Se
despierta agitado. Otra vez vuelve a sucederle. Se descubre lágrimas en las
mejillas que seca con la manga. Ubica visualmente los objetos de la habitación
y recién entonces empieza a tranquilizarse. Se sienta en la cama y busca las
pantuflas con los pies. Mira el reloj sobre la mesa de luz, otra vez son las
7:18 hs. Su tiempo está detenido. Todos sus relojes marcan siempre la hora en
la que vio a su padre dar el último suspiro.
Después
se levanta y va en dirección al baño, sigiloso, para no despertar a su madre
que duerme en la habitación contigua. Sabe que su sueño es muy liviano y que
se despertará ante el mínimo ruido. Los antidepresivos la relajan, pero hace
años que no descansa como debiera. No duerme tranquila desde que él se
transformó en el monstruo que fue. Se acostaba sola, sabiendo que en cualquier
momento él volvería del bar decidido a coger, la despertaría con insistencia y
si ella resistía, como las primeras veces, le daría algunos golpes antes de
atarla. Por eso, el último tiempo, casi no dormía o bastaba el ruido de la
cerradura para despertar y escaparse de su cuerpo, sólo de su cuerpo. “Así es
tu padre, hay que quererlo como es”, repetía lastimosamente cuando su hijo la
increpaba.
Arrima
la puerta sin cerrarla y abre, apenas, la canilla. Mejor que no lo vea angustiado,
mejor que no se entere nunca de la verdad porque no se lo perdonaría. Se lava
la cara y vuelve a maldecirse por lo hecho, pero ya es tarde. Ni en sus sueños
podrá cambiar las cosas. Se lava los dientes, orina y vuelve a la habitación
para vestirse. Mira el reloj, las 7:18 hs. No puede ser, supone que estará
agotada la pila. Se acerca despacio y haciendo un esfuerzo con la vista ve la
aguja del segundero danzar como de costumbre con su tímido tic tac. Perturbado,
enciende el televisor como un acto reflejo y pone el canal de noticias. En el
sócalo; otra vez la inscripción “tragedia familiar”. Mas arriba; los mismos dos
periodistas analizan el caso del hombre envenenado presuntamente por su hijo. Sobre
el ángulo superior derecho el reloj marca las 7:18 hs. Menea la cabeza como
espantando alguna idea intrusiva y le resta importancia al asunto. Apaga el
aparato y deja el control remoto sobre la mesa de luz, al lado del reloj. Abre
la puerta del ropero y se para frente al espejo. Se ve más delgado que los días
anteriores y su palidez va en aumento. Se pone de perfil para mirarse desde
otro ángulo y observa que detrás de él, acostado en la cama, esta su cuerpo,
inerte, en la misma posición en la que despertó. Intenta impulsivamente
animarlo pero su cuerpo permanece imperturbable.
En
ese momento entra su madre a despertarlo. Él quiere advertirle que ya esta
levantado para que no se asuste. Pero ella no lo ve, ni siente su voz, ni lo
registra cuando él la sacude del brazo. Ella le acaricia la mejilla
susurrándole al oído, después agita su pecho llamándolo con más vehemencia y
más tarde querrá abrirle los ojos a la fuerza mientras gritará su nombre.

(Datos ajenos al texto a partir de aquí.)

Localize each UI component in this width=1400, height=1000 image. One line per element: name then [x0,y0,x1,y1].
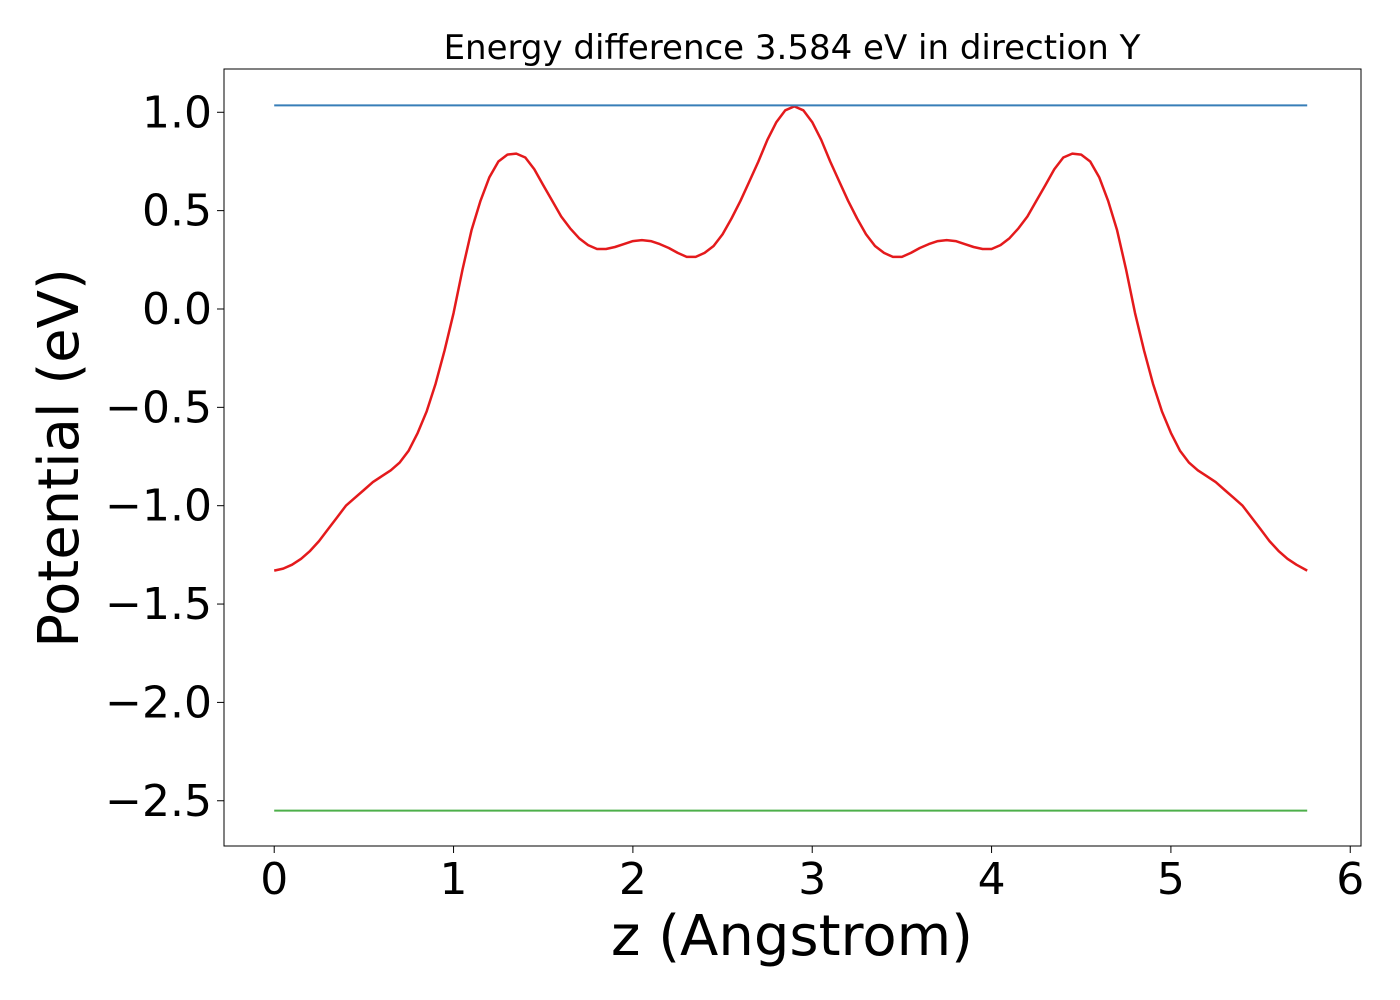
x-tick-label: 5 [1157,854,1185,905]
x-tick-label: 4 [978,854,1006,905]
x-tick-label: 1 [440,854,468,905]
y-axis: 1.0 0.5 0.0 −0.5 −1.0 −1.5 −2.0 −2.5 [105,87,224,827]
y-tick-label: −2.5 [105,776,212,827]
y-tick-label: −2.0 [105,677,212,728]
plot-frame [223,68,1362,847]
y-tick-label: −1.5 [105,579,212,630]
x-tick-label: 3 [798,854,826,905]
plot-area [223,68,1362,847]
x-axis-label: z (Angstrom) [611,904,973,969]
chart-title: Energy difference 3.584 eV in direction … [444,28,1141,68]
x-tick-label: 6 [1336,854,1364,905]
y-tick-label: 0.5 [142,186,212,237]
x-tick-label: 0 [260,854,288,905]
series-layer [273,104,1308,812]
y-tick-label: 1.0 [142,87,212,138]
x-axis: 0 1 2 3 4 5 6 [260,846,1364,905]
x-tick-label: 2 [619,854,647,905]
potential-line [273,105,1308,572]
y-tick-label: 0.0 [142,284,212,335]
y-tick-label: −0.5 [105,382,212,433]
y-tick-label: −1.0 [105,481,212,532]
y-axis-label: Potential (eV) [27,268,92,648]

Finalmente se resignará y empezará a llorar, de rodillas, sobre el pecho de su
hijo.
Él,
desconcertado, insistirá y la tomará por detrás y la sacudirá de los hombros. Le
gritará que allí está, le rogará que lo mire, pero su voz apenas será un hilo de aliento.
Intentará pedirle perdón, tendrá la intención impulsiva de confesar, pero su
voz será aire, apenas una brisa. Girará la cabeza y verá a través del
espejo la espalda de su madre, arrodillada, llorando sobre su pecho.